Kana completes its acquisition of Broadbase.

InformationWeek Staff, Contributor

June 29, 2001

3 Min Read

Kana Communications plans to complete its $75.8 million acquisition of Broadbase Software Inc. Monday. But because the business demand for a single platform of customer-relationship-management applications has pushed the industry toward consolidation, Kana will ultimately be composed of 12 different technology vendors that once tried to make it as independent eCRM point-solutions providers but have merged since 1999.

The new Kana launches with more than 1,200 business customers and a staff of 850. Analysts see the move as critical for the two companies to compete in the eCRM space, which has shown some resilience to the economic slowdown. But with integration issues and heavy competition from vendors like Siebel, E.piphany, and PeopleSoft, the struggle is far from over.
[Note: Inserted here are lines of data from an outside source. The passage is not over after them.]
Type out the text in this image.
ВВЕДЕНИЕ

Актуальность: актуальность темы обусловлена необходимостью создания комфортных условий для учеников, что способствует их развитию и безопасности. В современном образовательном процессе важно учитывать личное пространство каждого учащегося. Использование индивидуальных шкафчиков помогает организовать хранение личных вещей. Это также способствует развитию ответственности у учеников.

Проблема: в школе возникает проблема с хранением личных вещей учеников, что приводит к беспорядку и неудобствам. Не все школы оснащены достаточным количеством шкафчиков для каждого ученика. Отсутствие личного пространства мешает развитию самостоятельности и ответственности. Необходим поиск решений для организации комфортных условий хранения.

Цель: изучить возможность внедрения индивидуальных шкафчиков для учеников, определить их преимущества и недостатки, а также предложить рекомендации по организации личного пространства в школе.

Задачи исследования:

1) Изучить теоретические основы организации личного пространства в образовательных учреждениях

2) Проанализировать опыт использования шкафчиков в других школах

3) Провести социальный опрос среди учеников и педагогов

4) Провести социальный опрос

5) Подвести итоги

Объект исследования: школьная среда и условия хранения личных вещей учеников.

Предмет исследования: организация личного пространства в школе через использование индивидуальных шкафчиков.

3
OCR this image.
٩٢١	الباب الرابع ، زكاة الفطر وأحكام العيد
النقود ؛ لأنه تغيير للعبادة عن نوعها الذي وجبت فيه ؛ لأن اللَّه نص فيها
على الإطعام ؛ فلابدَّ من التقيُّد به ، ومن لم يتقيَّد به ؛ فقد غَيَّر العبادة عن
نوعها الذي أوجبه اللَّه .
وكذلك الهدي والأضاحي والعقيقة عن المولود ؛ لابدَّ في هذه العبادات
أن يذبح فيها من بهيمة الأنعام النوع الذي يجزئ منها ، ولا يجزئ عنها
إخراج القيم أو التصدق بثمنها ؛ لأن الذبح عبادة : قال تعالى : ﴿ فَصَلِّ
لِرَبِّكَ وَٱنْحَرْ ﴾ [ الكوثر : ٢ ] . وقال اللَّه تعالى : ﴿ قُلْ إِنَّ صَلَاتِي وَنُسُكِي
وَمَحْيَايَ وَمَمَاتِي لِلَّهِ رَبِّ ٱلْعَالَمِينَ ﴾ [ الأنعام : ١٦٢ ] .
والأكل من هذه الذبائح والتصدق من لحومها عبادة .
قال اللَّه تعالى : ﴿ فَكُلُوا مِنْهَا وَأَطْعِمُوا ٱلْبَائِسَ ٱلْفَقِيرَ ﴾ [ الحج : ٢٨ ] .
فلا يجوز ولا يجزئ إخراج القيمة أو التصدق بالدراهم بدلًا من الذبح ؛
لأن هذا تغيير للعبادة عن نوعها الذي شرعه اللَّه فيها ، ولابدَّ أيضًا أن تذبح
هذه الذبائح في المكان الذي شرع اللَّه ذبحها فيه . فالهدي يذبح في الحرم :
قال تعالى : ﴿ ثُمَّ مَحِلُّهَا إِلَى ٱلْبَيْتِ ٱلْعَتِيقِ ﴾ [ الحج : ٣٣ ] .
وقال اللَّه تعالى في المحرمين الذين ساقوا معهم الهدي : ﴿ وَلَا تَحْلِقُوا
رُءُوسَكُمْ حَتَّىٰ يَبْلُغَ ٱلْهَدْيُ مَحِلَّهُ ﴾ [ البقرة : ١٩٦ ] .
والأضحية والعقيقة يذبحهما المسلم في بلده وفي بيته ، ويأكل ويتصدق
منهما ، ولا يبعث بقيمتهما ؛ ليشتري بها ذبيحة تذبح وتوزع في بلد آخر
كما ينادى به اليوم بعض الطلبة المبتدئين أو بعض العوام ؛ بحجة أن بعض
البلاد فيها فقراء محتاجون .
Key to offering a full suite of eCRM products is the integration of the two companies' products and eliminating overlap. Broadbase's three core competencies were business analytics, marketing automation software, and knowledge management for self-service. Kana brings to the table a Java 2 Enterprise Edition platform-based contact center software and inbound/outbound E-mail applications.

In September, Kana expects to launch Kana E-Marketing, which will integrate the Broadbase E-marketing Suite with Kana Connect, allowing businesses to combine analytics with E-mail direct marketing. Kana Service will marry Broadbase E-Service, an analytics-based campaign management application, with Kana Response, which automatically generates intelligent responses to inbound customer queries, so businesses can build and manage E-mail and Internet self-help sites for contact centers.

Chris Schmidt, director of business development at National TechTeam Inc., a help-desk outsourcing company, was apprehensive about the merger. Schmidt is a Broadbase customer who depends on the E-Service campaign management suite to maintain high levels of both automated and agent-based customer service. "Broadbase is such a key piece of our technology solution, and anytime you have a merger where there's overlap with applications there's always trepidation," says Schmidt.

Schmidt says features in Kana Response addressed some of his needs that Broadbase's E-mail campaign management tools were just beginning to touch on, like creating multiple inboxes for customers. "[Broadbase was] making strides, but our goal is to move to Web-based support vs. just E-mail," says Schmidt.

By migrating to Kana Response, he'll be able to utilize all service tools via the Web and not have to rely on E-mail as the primary support center. Integrating the Kana and Broadbase E-mail, Web, and agent-based contact will help customer service levels, he says, but the Kana integration timetable is important. "How long until the products run is of concern to us, but they have aggressive deadlines," says Schmidt.

For short-term point product integration, the September deadline is realistic, says David Daniels, an analyst with Jupiter Media Metrix. But when the deal was announced, integration wasn't even complete on Broadbase's December acquisition of business-intelligence vendor ServiceSoft, and Kana still hadn't finished its integration of SilkNet, so a fully integrated company is at least two years away.

But there's good news, too. A report issued by Jupiter says that operational CRM functions such as contact center and self-help will see a 25% to 50% increase in IT spending, because they involve customer service improvements as well as headcount reductions. That puts Kana, along with companies like RightNow, Siebel, and eGain, in a healthy position.

Bob Chatham, an analyst with Forrester Research, agrees that Kana's best chance for success is with businesses that start small in their CRM strategy but plan to expand. "There are always companies looking for E-mail management capabilities but feel it is too big to go around a heavyweight like Siebel," says Chatham.